HTTPS required: getUserMedia and getDisplayMedia require HTTPS (or localhost). The auto-managed service handles this for you. For self-managed, ensure your server has a valid SSL certificate.

CORS on the Lambda endpoint: The Lambda URL must allow CORS from your application’s origin. The CloudFormation template configures this by default.

Timeout tuning: If you’re in a region where instance spin-up takes longer, increase endpointTimeoutMs beyond the default 120 seconds.

What’s Next

With the Auto-Managed Live Streaming Service, building a WebRTC conference room becomes remarkably simple: deploy a CloudFormation template, copy a single endpoint URL, and configure one SDK option. The infrastructure is handled automatically, so you can focus on creating a great user experience instead of managing servers.

Start with the conference-v2-auto-managed.html example, deploy the CloudFormation template, and you’ll have a working WebRTC conference room in minutes. When you need more control — selective track subscriptions, bandwidth tuning, custom signaling — the SDK has it all built in, and none of it changes between auto-managed and self-managed.

The full WebRTC SDK is open source and is in repository here: SDK repository

Frequently Asked Questions

1. Do I need to manage Ant Media Server instances manually?

No. With the Auto-Managed Live Streaming Service, AMS SDK v2 automatically provisions, connects to, and manages Ant Media Server instances through a single HTTPS endpoint. There is no need to configure servers, SSL certificates, or scaling infrastructure yourself.

2. How is the auto-managed setup different from a self-managed deployment?

The only code change is the connection option you provide. Auto-managed deployments use httpEndpointUrl, while self-managed deployments use websocketURL. All SDK APIs, including publish()play(), and joinRoom(), remain the same.

3. How long does it take for a conference room to become available?

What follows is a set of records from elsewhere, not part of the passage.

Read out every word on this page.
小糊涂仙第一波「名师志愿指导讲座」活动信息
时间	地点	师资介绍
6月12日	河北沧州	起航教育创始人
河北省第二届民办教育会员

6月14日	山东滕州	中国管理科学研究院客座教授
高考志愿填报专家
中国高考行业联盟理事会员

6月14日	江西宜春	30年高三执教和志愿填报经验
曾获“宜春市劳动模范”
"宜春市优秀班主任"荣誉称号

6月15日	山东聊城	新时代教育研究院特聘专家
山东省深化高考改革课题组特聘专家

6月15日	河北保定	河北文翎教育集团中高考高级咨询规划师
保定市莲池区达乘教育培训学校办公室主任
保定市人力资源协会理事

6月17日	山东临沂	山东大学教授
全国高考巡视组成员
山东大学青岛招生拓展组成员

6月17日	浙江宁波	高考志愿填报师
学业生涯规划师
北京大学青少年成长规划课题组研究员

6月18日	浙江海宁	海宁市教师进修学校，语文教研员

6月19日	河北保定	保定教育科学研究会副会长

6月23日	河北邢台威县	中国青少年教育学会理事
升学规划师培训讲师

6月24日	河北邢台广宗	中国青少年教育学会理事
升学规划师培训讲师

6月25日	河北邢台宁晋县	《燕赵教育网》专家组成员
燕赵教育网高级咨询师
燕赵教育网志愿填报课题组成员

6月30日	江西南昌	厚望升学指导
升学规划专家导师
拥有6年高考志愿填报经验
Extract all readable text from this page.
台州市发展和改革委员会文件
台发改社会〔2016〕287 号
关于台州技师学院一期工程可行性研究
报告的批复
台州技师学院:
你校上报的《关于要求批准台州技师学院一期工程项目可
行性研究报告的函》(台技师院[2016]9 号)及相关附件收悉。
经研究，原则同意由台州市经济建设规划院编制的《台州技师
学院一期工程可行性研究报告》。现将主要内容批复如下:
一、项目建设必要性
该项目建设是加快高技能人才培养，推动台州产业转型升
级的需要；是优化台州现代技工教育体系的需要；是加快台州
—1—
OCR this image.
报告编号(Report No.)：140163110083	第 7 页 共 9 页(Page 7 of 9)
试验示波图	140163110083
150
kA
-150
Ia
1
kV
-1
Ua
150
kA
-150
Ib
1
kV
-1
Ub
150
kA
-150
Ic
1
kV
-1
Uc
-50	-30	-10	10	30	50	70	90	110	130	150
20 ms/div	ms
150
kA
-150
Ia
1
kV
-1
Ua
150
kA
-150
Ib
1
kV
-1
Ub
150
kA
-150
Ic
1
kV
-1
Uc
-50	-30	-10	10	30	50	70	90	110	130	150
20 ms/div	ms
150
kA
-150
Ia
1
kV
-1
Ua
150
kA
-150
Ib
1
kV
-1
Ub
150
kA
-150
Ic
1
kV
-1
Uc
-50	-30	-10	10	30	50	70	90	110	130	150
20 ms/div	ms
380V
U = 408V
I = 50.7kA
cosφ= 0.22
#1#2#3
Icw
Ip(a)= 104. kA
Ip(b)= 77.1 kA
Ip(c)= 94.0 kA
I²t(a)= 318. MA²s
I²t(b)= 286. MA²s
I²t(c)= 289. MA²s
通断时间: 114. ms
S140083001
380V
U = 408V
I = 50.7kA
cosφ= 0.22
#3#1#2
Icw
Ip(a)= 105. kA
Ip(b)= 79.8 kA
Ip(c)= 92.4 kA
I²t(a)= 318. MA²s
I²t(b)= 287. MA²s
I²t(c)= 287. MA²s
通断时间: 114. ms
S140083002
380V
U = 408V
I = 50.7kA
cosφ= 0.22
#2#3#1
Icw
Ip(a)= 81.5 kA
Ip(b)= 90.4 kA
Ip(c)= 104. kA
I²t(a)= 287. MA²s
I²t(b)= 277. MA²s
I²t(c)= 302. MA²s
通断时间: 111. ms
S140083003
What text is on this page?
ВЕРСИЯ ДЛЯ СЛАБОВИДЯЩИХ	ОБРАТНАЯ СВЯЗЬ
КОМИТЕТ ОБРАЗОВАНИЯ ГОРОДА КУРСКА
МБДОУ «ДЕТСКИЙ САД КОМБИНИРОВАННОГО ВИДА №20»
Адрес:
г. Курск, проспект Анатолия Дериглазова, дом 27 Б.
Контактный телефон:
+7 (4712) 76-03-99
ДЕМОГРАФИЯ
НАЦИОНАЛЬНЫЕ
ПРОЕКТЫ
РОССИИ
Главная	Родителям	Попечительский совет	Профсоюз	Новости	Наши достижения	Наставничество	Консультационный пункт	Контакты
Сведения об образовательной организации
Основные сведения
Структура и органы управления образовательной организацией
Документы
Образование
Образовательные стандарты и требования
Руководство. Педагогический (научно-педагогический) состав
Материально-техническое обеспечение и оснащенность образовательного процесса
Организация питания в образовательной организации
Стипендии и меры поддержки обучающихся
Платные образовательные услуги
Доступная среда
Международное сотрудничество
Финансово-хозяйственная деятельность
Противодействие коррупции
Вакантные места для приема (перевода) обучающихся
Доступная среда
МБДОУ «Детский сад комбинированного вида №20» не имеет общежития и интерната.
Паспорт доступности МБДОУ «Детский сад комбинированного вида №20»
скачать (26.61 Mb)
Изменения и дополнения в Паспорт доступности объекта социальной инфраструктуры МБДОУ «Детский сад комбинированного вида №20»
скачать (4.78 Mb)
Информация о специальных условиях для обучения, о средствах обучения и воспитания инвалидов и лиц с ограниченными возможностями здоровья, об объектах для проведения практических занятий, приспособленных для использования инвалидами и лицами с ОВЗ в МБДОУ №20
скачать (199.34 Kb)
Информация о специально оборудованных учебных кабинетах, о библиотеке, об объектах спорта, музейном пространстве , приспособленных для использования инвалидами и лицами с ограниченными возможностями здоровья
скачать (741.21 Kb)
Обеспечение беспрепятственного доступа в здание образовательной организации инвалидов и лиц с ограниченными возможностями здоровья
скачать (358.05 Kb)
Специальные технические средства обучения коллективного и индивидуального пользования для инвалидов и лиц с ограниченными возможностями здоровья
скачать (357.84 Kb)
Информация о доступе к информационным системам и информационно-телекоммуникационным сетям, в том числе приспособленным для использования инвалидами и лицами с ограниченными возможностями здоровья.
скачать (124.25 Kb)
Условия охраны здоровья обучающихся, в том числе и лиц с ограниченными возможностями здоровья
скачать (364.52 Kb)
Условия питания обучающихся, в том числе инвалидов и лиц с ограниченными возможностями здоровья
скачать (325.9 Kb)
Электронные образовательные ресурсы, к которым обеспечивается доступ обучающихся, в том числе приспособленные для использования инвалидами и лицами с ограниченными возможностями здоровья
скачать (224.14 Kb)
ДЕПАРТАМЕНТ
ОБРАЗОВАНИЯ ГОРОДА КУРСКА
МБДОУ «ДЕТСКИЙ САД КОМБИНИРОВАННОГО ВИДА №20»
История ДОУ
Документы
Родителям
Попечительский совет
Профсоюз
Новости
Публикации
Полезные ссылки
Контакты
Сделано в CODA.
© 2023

If an Ant Media Server instance is already running, connections are established almost immediately. When a new instance needs to be provisioned, startup typically takes around 20–60 seconds, during which the SDK emits lifecycle events such as instance_waiting.

4. Can I add screen sharing, chat, and participant controls?

Yes. AMS SDK v2 includes built-in support for screen sharing, camera and microphone controls, data-channel messaging, room events, and participant management, making it easy to build a complete conferencing experience.